The value part is important because it always helps to have a margin of safety, and the momentum part is important because you’ve only got 12 months to get this thing right and stick it to the other nine contestants — so you had damn well better be tuned in to Wall Street’s psyche.
That being said, I’m making Snap-on Incorporated (SNA) stock my pick for the Best Stocks for 2016 contest, for a number of reasons, including …
- SNA boasts robust fundamentals and a strong corporate history.
- It has been a consistent outperformer for years now.
- Advancements in technology and changing consumer behaviors are on its side.

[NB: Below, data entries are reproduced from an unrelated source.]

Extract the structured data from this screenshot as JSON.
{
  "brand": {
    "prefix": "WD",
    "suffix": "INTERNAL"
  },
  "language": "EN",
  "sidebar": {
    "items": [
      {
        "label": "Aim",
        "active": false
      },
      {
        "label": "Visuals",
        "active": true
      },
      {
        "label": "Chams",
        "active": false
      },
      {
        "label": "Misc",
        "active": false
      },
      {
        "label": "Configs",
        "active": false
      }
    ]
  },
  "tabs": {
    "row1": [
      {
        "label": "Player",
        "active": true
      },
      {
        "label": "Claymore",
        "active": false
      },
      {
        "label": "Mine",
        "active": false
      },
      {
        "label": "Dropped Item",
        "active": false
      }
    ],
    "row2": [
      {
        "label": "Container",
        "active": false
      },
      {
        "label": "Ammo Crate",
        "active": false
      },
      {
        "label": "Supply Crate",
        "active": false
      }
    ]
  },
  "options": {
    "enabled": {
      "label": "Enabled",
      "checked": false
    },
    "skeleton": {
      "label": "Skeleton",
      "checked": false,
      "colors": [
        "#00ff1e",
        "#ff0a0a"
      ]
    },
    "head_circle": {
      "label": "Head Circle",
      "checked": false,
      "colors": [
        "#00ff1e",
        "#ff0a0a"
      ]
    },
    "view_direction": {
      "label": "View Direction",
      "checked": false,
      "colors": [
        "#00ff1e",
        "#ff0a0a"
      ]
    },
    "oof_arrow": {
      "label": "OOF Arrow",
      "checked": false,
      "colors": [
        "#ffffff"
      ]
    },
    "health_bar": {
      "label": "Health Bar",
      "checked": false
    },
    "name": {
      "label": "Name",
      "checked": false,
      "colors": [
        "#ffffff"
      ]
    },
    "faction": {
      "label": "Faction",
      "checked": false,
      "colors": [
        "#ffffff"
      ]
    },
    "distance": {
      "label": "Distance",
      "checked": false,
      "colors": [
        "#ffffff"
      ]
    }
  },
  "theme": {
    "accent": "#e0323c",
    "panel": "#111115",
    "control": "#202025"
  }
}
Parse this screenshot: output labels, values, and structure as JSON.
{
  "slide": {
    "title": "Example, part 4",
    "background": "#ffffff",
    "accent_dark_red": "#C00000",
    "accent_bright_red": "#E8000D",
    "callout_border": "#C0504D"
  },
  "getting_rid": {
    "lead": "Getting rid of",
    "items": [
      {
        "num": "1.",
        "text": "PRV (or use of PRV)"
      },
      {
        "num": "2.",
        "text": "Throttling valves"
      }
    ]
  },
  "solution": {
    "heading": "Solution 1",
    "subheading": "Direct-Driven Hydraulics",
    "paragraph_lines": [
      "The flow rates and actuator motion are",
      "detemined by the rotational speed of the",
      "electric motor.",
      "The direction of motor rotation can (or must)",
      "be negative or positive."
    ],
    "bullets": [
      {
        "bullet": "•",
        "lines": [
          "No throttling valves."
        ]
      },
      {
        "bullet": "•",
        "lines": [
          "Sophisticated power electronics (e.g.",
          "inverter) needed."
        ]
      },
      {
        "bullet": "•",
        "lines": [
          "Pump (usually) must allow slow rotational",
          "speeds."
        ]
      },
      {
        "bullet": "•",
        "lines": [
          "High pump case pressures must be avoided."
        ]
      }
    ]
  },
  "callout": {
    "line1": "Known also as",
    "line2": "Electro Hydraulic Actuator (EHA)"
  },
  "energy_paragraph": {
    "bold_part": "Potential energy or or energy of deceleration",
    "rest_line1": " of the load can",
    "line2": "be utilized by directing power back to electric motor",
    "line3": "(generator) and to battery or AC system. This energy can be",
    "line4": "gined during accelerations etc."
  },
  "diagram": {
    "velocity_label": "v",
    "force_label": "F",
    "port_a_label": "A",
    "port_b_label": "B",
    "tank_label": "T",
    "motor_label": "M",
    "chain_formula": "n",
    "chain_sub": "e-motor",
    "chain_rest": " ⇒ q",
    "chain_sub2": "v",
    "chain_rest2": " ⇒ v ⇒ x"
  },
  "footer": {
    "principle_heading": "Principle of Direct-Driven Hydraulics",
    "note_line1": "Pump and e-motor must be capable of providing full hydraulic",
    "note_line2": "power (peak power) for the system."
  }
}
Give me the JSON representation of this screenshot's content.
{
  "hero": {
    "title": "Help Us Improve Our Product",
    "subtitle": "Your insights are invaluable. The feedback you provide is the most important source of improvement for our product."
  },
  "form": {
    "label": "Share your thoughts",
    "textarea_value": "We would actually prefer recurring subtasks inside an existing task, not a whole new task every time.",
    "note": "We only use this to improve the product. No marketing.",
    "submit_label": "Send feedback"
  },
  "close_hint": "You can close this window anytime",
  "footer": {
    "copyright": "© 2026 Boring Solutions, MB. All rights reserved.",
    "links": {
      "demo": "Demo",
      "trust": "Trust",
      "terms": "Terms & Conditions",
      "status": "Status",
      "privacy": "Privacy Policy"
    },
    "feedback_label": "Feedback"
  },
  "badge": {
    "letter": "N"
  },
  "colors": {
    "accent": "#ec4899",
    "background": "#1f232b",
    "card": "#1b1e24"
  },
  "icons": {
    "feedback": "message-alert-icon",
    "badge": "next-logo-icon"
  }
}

Let’s take a look at what Snap-on is, and what you’ll be getting with SNA stock:
Snap-on: The Basics
First incorporated in Wisconsin in 1920, Snap-on has been around for nearly a century. It manufactures and markets tools and diagnostic equipment for a variety of industries. Its power tools are used widely in the automotive space, but it’s also diversified across the aerospace, mining, construction and energy areas.
At a valuation of just under $10 billion, SNA is a premier mid-cap stock, trading at a very reasonable 21 times earnings. It pays a modest 1.4% dividend and has been dishing out income to investors for 304 consecutive quarters.
Snap-on also has financing programs for its customers; auto mechanics are rather fond of financing, doing so with 95% of their tool purchases, and SNA commands a third of that market.
While sales have risen 6.8% annually for the last five years, earnings have risen at nearly quadruple that pace, soaring 25.2% per annum over the same period.
That’s a trend that should continue into the future due to one of the five core components of its “Value Creation Processes”: rapid continuous improvement, or RCI. Gross profits have been increasing in recent years primarily due to higher sales and savings from RCI initiatives, and its earnings have grown at three times the rate of sales over the last 10 quarters.
Moreover, as cars become more complex, they increasingly contain higher-tech electronics and sensors, and different materials. Translation: More advanced tools and diagnostics will also be needed.
Does Snap-on stock have a chance of doubling in 2016? Probably not. But shares are up 25% in 2015 and 200% in the past five years, so it’s clearly on a roll, and it clearly has the ability to churn out significant stock appreciation. Upside of another 20% or so isn’t out of the question.
As a well-run company trading at a reasonable price, SNA stock has enough insulation to prevent it from any big downside in 2016, and even in a slow-growth economy like today’s, it should perform quite well.
A mixture of value and growth, Snap-on is the perfect stock for 2016’s competition. And it’ll happily sell its wares to anyone else who wants to fix their pick.